Hydrogen can combust with high levels of air dilution even with a conventional spark plug. “What we found in our work is that even operating with that really high level of air dilution, it’s possibly not lean enough to be able to significantly reduce the pre-ignition problem,” Bunce said. “In order to solve pre-ignition, it’s going to need reduced combustion temperatures and that will reduce the surface temperatures. Air dilution is the best way to do that, but we think that even with a regular spark plug, it won’t be dilute enough to be able to significantly cool those temperatures. So, the active pre-chamber allows much leaner operation than that, to the point that combustion and surface temperatures are cool enough to significantly reduce the likelihood of pre-ignition.”
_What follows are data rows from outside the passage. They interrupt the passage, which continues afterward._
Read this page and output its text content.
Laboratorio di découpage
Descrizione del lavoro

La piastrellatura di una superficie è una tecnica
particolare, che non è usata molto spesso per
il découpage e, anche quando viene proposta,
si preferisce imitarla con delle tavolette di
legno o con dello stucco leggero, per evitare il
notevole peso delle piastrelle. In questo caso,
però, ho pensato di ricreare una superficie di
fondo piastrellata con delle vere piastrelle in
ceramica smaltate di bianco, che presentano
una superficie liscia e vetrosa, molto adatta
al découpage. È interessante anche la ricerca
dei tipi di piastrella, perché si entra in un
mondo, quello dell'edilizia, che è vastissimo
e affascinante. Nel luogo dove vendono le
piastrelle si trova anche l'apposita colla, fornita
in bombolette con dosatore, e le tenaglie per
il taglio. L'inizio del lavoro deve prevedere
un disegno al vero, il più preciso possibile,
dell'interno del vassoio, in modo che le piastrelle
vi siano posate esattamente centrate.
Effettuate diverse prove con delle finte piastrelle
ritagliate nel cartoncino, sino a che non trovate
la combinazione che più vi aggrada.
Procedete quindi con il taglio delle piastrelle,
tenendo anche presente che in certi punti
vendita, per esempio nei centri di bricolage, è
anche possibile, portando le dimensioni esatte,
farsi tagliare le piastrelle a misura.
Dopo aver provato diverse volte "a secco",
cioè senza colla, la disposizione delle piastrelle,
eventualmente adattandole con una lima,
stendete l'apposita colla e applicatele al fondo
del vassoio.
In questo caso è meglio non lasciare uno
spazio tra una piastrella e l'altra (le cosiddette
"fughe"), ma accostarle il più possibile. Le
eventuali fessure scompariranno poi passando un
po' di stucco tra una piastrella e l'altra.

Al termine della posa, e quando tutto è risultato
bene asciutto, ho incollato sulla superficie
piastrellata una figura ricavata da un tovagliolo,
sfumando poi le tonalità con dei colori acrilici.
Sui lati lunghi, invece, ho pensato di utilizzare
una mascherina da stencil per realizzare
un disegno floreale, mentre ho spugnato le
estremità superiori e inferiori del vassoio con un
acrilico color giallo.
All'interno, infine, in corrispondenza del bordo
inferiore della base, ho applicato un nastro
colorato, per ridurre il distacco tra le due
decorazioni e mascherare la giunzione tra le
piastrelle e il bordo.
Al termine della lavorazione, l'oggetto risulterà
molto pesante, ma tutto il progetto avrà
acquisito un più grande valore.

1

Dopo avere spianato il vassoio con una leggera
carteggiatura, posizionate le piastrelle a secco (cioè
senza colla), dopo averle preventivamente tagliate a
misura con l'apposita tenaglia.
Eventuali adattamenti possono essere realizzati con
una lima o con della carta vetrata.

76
Having reduced the combustion temperatures so significantly, there are other benefits. First is that it is possible to raise the compression ratio, which in turn improves efficiency. The low dilution levels also help to reduce the levels of engine-out oxides of nitrogen (NOx). Bunce noted that the levels are low enough to consider eliminating NOx aftertreatment.
“You may or may not want to do that, but at the very least you could take whatever is the base aftertreatment solution for NOx and scale it down pretty significantly,” he said. “We’re seeing extremely low NOx levels, essentially close to where a NOx analyzer would not even be able to measure it.”